Judge orders single trial for man accused in multiple slayings

? A Missouri man prosecutors have called the state’s most prolific serial killer will be tried for 13 homicides at the same time, a judge ruled Thursday.

Lorenzo J. Gilyard, 56, was charged in April 2004 with strangling a dozen women – all but one a prostitute – after a federal grant allowed the police crime lab to begin testing evidence from old, unsolved cases. A 13th murder charge was added in June.

Prosecutors had sought to have the original 12 cases tried in at least two different groups, largely because of logistical problems with assembling more than 160 witnesses. They also had wanted to try the 13th case separately.

“There simply is no logical basis to pluck out certain counts and try them later under these unusual circumstances,” wrote Jackson County Circuit Court Judge John O’Malley. “Although defendant wants a single trial, even if he did not, these matters are best left to the consideration of a single, sequestered jury.”

Gilyard is being held without bond. O’Malley ruled last week to move the trial from October to March 5.
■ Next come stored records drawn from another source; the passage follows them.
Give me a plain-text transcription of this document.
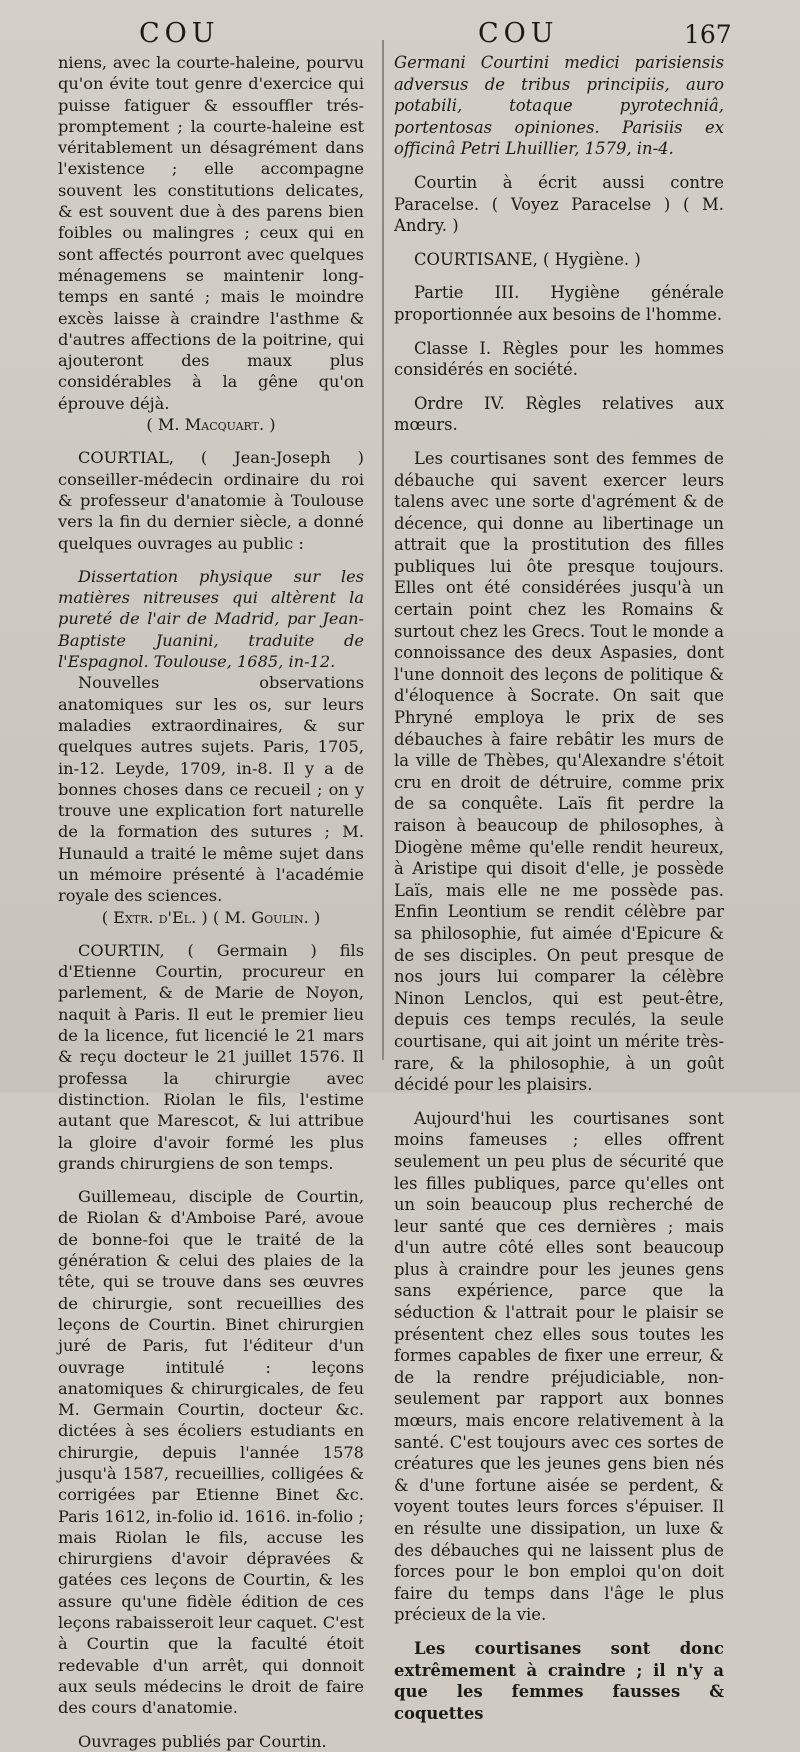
COU	COU	167

niens, avec la courte-haleine, pourvu qu'on évite tout genre d'exercice qui puisse fatiguer & essouffler trés-promptement ; la courte-haleine est véritablement un désagrément dans l'existence ; elle accompagne souvent les constitutions delicates, & est souvent due à des parens bien foibles ou malingres ; ceux qui en sont affectés pourront avec quelques ménagemens se maintenir long-temps en santé ; mais le moindre excès laisse à craindre l'asthme & d'autres affections de la poitrine, qui ajouteront des maux plus considérables à la gêne qu'on éprouve déjà.

( M. Macquart. )

COURTIAL, ( Jean-Joseph ) conseiller-médecin ordinaire du roi & professeur d'anatomie à Toulouse vers la fin du dernier siècle, a donné quelques ouvrages au public :

Dissertation physique sur les matières nitreuses qui altèrent la pureté de l'air de Madrid, par Jean-Baptiste Juanini, traduite de l'Espagnol. Toulouse, 1685, in-12.

Nouvelles observations anatomiques sur les os, sur leurs maladies extraordinaires, & sur quelques autres sujets. Paris, 1705, in-12. Leyde, 1709, in-8. Il y a de bonnes choses dans ce recueil ; on y trouve une explication fort naturelle de la formation des sutures ; M. Hunauld a traité le même sujet dans un mémoire présenté à l'académie royale des sciences.

( Extr. d'El. ) ( M. Goulin. )

COURTIN, ( Germain ) fils d'Etienne Courtin, procureur en parlement, & de Marie de Noyon, naquit à Paris. Il eut le premier lieu de la licence, fut licencié le 21 mars & reçu docteur le 21 juillet 1576. Il professa la chirurgie avec distinction. Riolan le fils, l'estime autant que Marescot, & lui attribue la gloire d'avoir formé les plus grands chirurgiens de son temps.

Guillemeau, disciple de Courtin, de Riolan & d'Amboise Paré, avoue de bonne-foi que le traité de la génération & celui des plaies de la tête, qui se trouve dans ses œuvres de chirurgie, sont recueillies des leçons de Courtin. Binet chirurgien juré de Paris, fut l'éditeur d'un ouvrage intitulé : leçons anatomiques & chirurgicales, de feu M. Germain Courtin, docteur &c. dictées à ses écoliers estudiants en chirurgie, depuis l'année 1578 jusqu'à 1587, recueillies, colligées & corrigées par Etienne Binet &c. Paris 1612, in-folio id. 1616. in-folio ; mais Riolan le fils, accuse les chirurgiens d'avoir dépravées & gatées ces leçons de Courtin, & les assure qu'une fidèle édition de ces leçons rabaisseroit leur caquet. C'est à Courtin que la faculté étoit redevable d'un arrêt, qui donnoit aux seuls médecins le droit de faire des cours d'anatomie.

Ouvrages publiés par Courtin.

Germani Courtini medici parisiensis adversus de tribus principiis, auro potabili, totaque pyrotechniâ, portentosas opiniones. Parisiis ex officinâ Petri Lhuillier, 1579, in-4.

Courtin à écrit aussi contre Paracelse. ( Voyez Paracelse ) ( M. Andry. )

COURTISANE, ( Hygiène. )

Partie III. Hygiène générale proportionnée aux besoins de l'homme.

Classe I. Règles pour les hommes considérés en société.

Ordre IV. Règles relatives aux mœurs.

Les courtisanes sont des femmes de débauche qui savent exercer leurs talens avec une sorte d'agrément & de décence, qui donne au libertinage un attrait que la prostitution des filles publiques lui ôte presque toujours. Elles ont été considérées jusqu'à un certain point chez les Romains & surtout chez les Grecs. Tout le monde a connoissance des deux Aspasies, dont l'une donnoit des leçons de politique & d'éloquence à Socrate. On sait que Phryné employa le prix de ses débauches à faire rebâtir les murs de la ville de Thèbes, qu'Alexandre s'étoit cru en droit de détruire, comme prix de sa conquête. Laïs fit perdre la raison à beaucoup de philosophes, à Diogène même qu'elle rendit heureux, à Aristipe qui disoit d'elle, je possède Laïs, mais elle ne me possède pas. Enfin Leontium se rendit célèbre par sa philosophie, fut aimée d'Epicure & de ses disciples. On peut presque de nos jours lui comparer la célèbre Ninon Lenclos, qui est peut-être, depuis ces temps reculés, la seule courtisane, qui ait joint un mérite très-rare, & la philosophie, à un goût décidé pour les plaisirs.

Aujourd'hui les courtisanes sont moins fameuses ; elles offrent seulement un peu plus de sécurité que les filles publiques, parce qu'elles ont un soin beaucoup plus recherché de leur santé que ces dernières ; mais d'un autre côté elles sont beaucoup plus à craindre pour les jeunes gens sans expérience, parce que la séduction & l'attrait pour le plaisir se présentent chez elles sous toutes les formes capables de fixer une erreur, & de la rendre préjudiciable, non-seulement par rapport aux bonnes mœurs, mais encore relativement à la santé. C'est toujours avec ces sortes de créatures que les jeunes gens bien nés & d'une fortune aisée se perdent, & voyent toutes leurs forces s'épuiser. Il en résulte une dissipation, un luxe & des débauches qui ne laissent plus de forces pour le bon emploi qu'on doit faire du temps dans l'âge le plus précieux de la vie.

Les courtisanes sont donc extrêmement à craindre ; il n'y a que les femmes fausses & coquettes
O’Malley also overruled the state’s efforts to prevent the defense from presenting evidence that would cast suspicion on others. Defense attorney Tom Jacquinot said last week that in four cases, there was evidence that others were involved.

More arguments will be heard Sept. 8 on defense efforts to prevent prosecutors from seeking the death penalty. The defense alleges that the sanction would be appropriate because law enforcement destroyed a blue coat recovered from Gilyard’s apartment while investigating the death of Shelia Ingold, 36, who was found dead in an abandoned van in November 1987.
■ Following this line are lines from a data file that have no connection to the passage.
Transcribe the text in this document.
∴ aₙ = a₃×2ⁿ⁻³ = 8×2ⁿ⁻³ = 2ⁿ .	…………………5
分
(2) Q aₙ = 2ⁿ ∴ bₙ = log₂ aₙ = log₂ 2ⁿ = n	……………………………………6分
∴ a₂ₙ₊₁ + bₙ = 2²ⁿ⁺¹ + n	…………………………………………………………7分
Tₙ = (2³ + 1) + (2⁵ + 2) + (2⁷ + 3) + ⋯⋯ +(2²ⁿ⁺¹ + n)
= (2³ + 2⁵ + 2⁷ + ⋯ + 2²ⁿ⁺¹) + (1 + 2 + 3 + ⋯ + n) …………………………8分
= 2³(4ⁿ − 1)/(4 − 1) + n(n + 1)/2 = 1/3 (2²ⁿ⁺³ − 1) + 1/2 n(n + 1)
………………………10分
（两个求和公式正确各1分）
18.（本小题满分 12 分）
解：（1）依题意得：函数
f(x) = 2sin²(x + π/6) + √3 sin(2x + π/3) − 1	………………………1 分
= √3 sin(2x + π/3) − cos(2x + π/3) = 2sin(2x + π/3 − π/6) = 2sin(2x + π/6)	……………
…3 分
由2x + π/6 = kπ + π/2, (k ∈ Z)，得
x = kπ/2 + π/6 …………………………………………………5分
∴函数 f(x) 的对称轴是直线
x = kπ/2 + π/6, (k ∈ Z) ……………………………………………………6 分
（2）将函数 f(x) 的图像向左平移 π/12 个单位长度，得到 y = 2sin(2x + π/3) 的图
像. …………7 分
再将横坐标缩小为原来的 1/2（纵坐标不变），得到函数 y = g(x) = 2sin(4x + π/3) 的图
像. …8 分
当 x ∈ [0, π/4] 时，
At the time, authorities cut from the coat swatches with blood on them and tested them, but the results did not match Ingold or Gilyard, and Gilyard was eliminated as a suspect. The swatches were put in the crime lab’s freezer, where they remained even after the coat was destroyed in 1998.

When detectives began investigating cold-case files, evidence on the swatches was tested again and matched the DNA profile of Carmeline Hibbs, who was found dead in a parking lot in December 1987. Gilyard is now charged with Hibbs’ death, but had not been a suspect in the slaying at the time.